Il lettore non può che essere d’accordo.
Lui sa che 140 grammi di formaggio non sono una cosa da niente. La
media formella di crescenza che appare periodicamente sulla sua tavola
non pesa molto di più. E la maggior parte delle diete con cui periodicamente
si misura non gliene concedono, a pasto, che la metà, o ancora meno.
E a lui, naturalmente, quella porzione costa ben più di duecento
lire.
Purtroppo
ci sono molte cose che il lettore, invece, non sa. Non sa, naturalmente,
cosa significhino, in termini di costo della vita, 150 dinari per l’irakeno
medio. Non sa quanto zucchero, quanto tè, quanto latte in polvere,
quanto riso, quanta farina, quanto sale da cucina gli venga assegnato per
quella somma. E non sa, soprattutto, se quei 140 grammi di formaggio
gli vengano distribuiti ogni giorno, ogni mese, ogni settimana o ogni anno.
Che è una cosa che fa la sua bella differenza.
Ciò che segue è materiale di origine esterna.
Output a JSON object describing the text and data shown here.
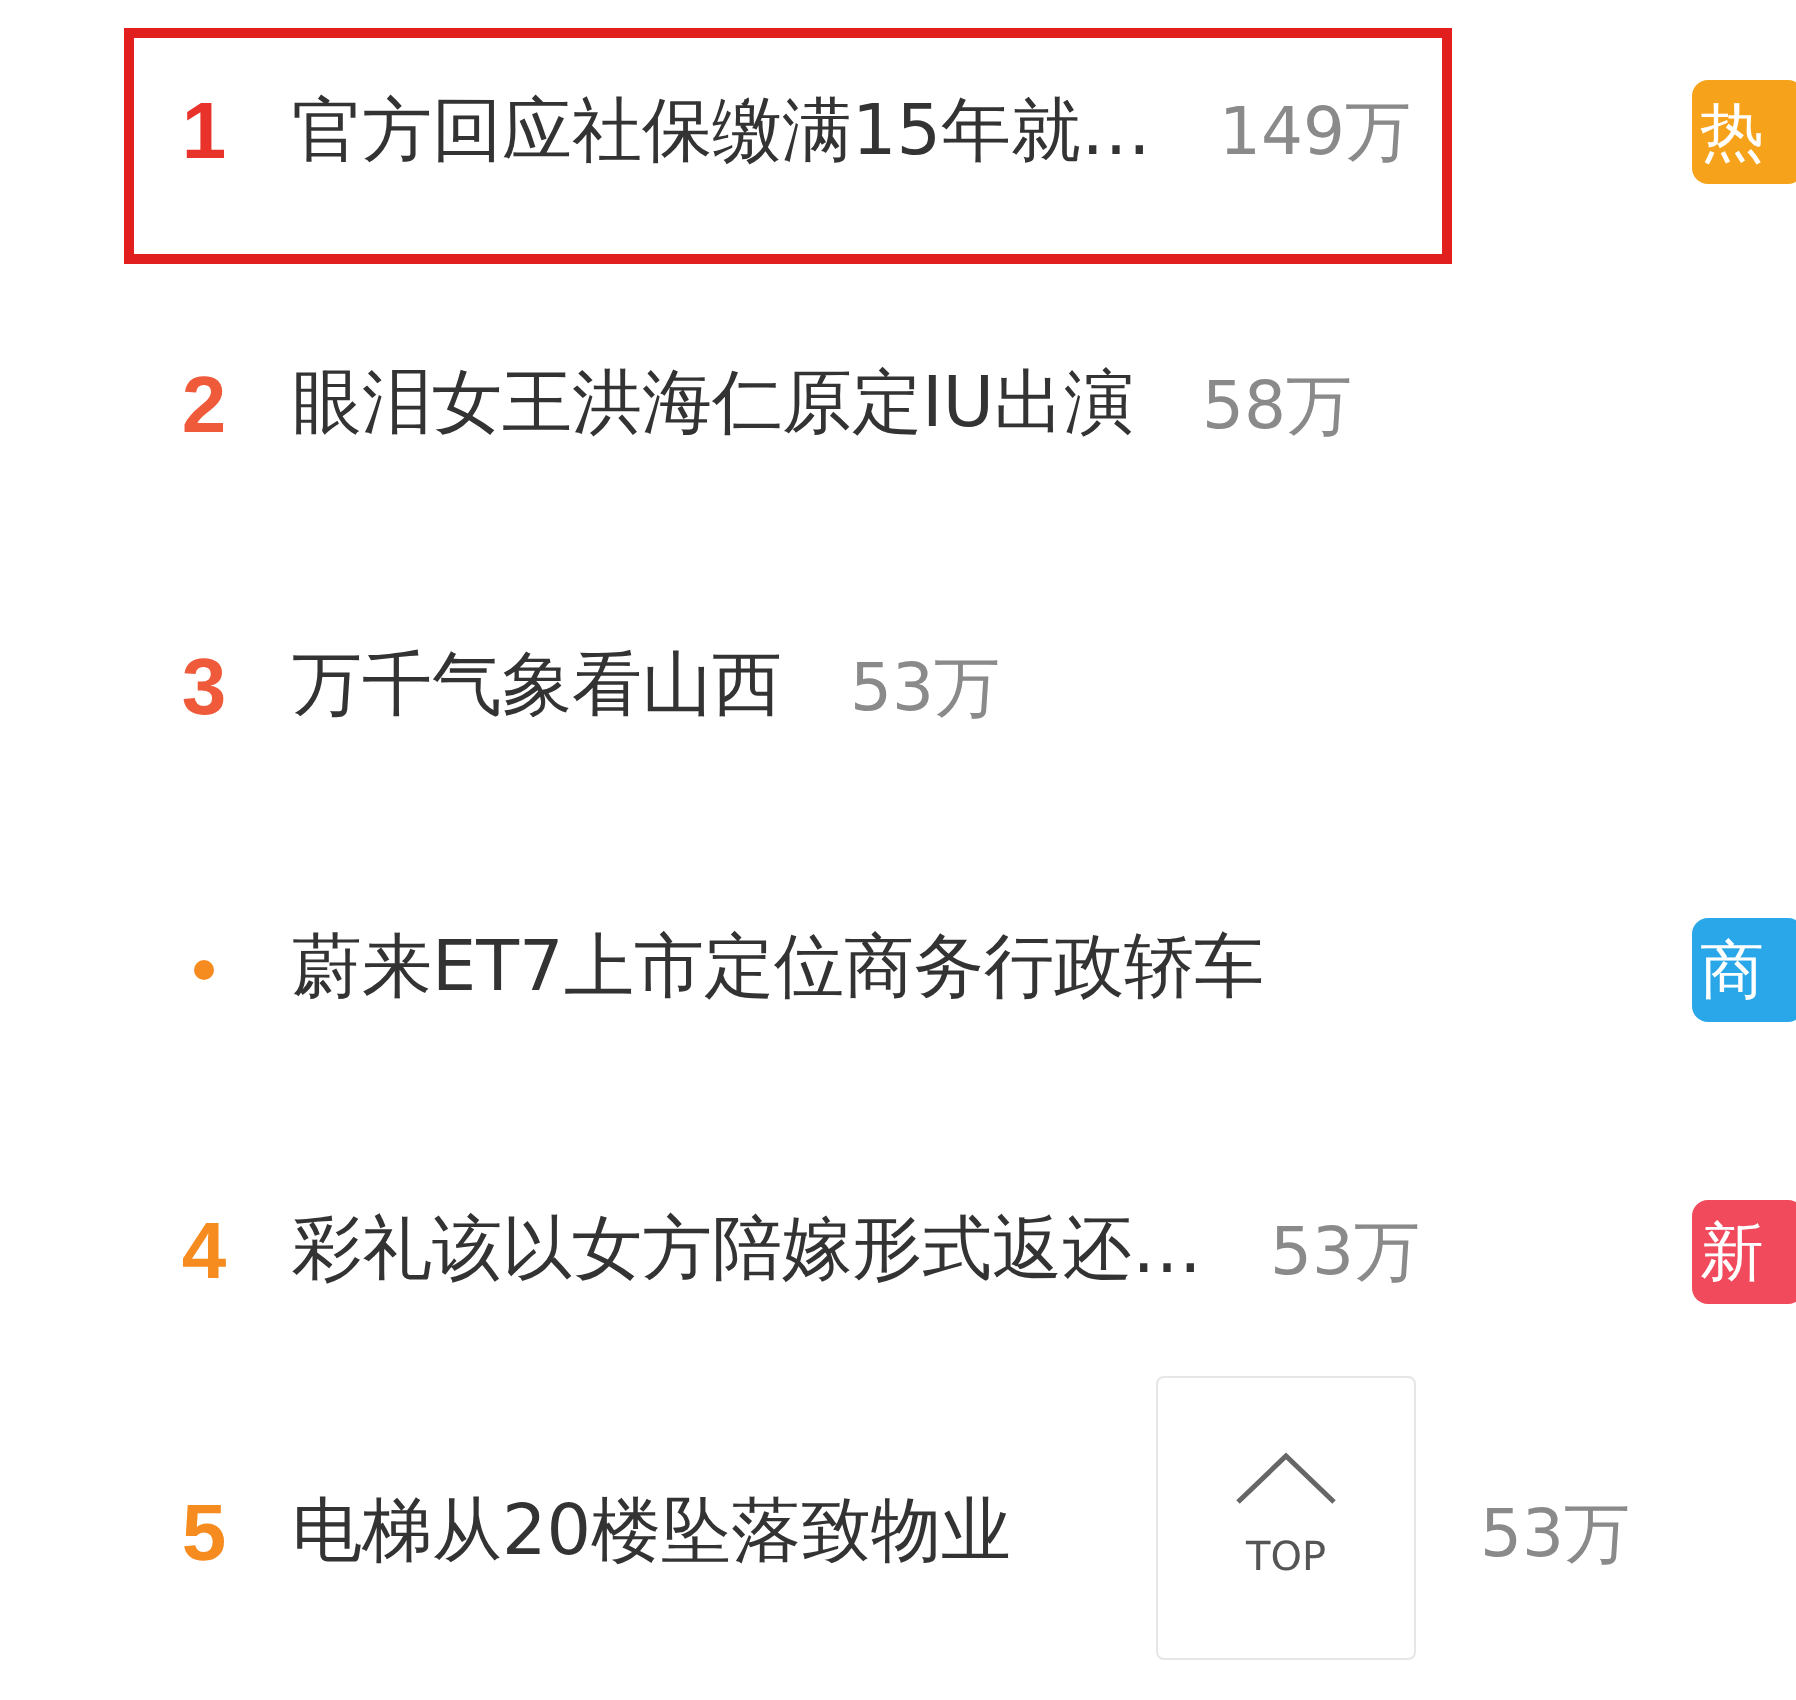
{
  "items": [
    {
      "kind": "ranked",
      "rank": "1",
      "title": "官方回应社保缴满15年就…",
      "count": "149万",
      "badge": {
        "text": "热",
        "color": "#f7a21b"
      },
      "highlighted": true
    },
    {
      "kind": "ranked",
      "rank": "2",
      "title": "眼泪女王洪海仁原定IU出演",
      "count": "58万",
      "highlighted": false
    },
    {
      "kind": "ranked",
      "rank": "3",
      "title": "万千气象看山西",
      "count": "53万",
      "highlighted": false
    },
    {
      "kind": "promoted",
      "title": "蔚来ET7上市定位商务行政轿车",
      "badge": {
        "text": "商",
        "color": "#2aa7e8"
      },
      "highlighted": false
    },
    {
      "kind": "ranked",
      "rank": "4",
      "title": "彩礼该以女方陪嫁形式返还…",
      "count": "53万",
      "badge": {
        "text": "新",
        "color": "#f04a5c"
      },
      "highlighted": false
    },
    {
      "kind": "ranked",
      "rank": "5",
      "title": "电梯从20楼坠落致物业",
      "count": "53万",
      "highlighted": false
    }
  ],
  "top_button": {
    "label": "TOP"
  }
}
Perché tutto
è relativo, i prezzi vanno valutati in base alla capacità di spendere degli
interessati e quando si parla di “dosi” bisogna specificare, oltre alla
quantità del prodotto, anche la frequenza con esso si rende disponibile.
L’articolista non lo fa e basta questo a togliere al suo articolo
qualsiasi valore informativo. Dire che a ogni irakeno sono garantiti
140 grammi di formaggio senza spiegare ogni quanto è come non dire niente
facendo finta di dire qualcosa. È propaganda: una forma perfetta
e probabilmente pianificata di disinformazione.
Però
che vergogna, sul primo e più importante quotidiano del nostro paese.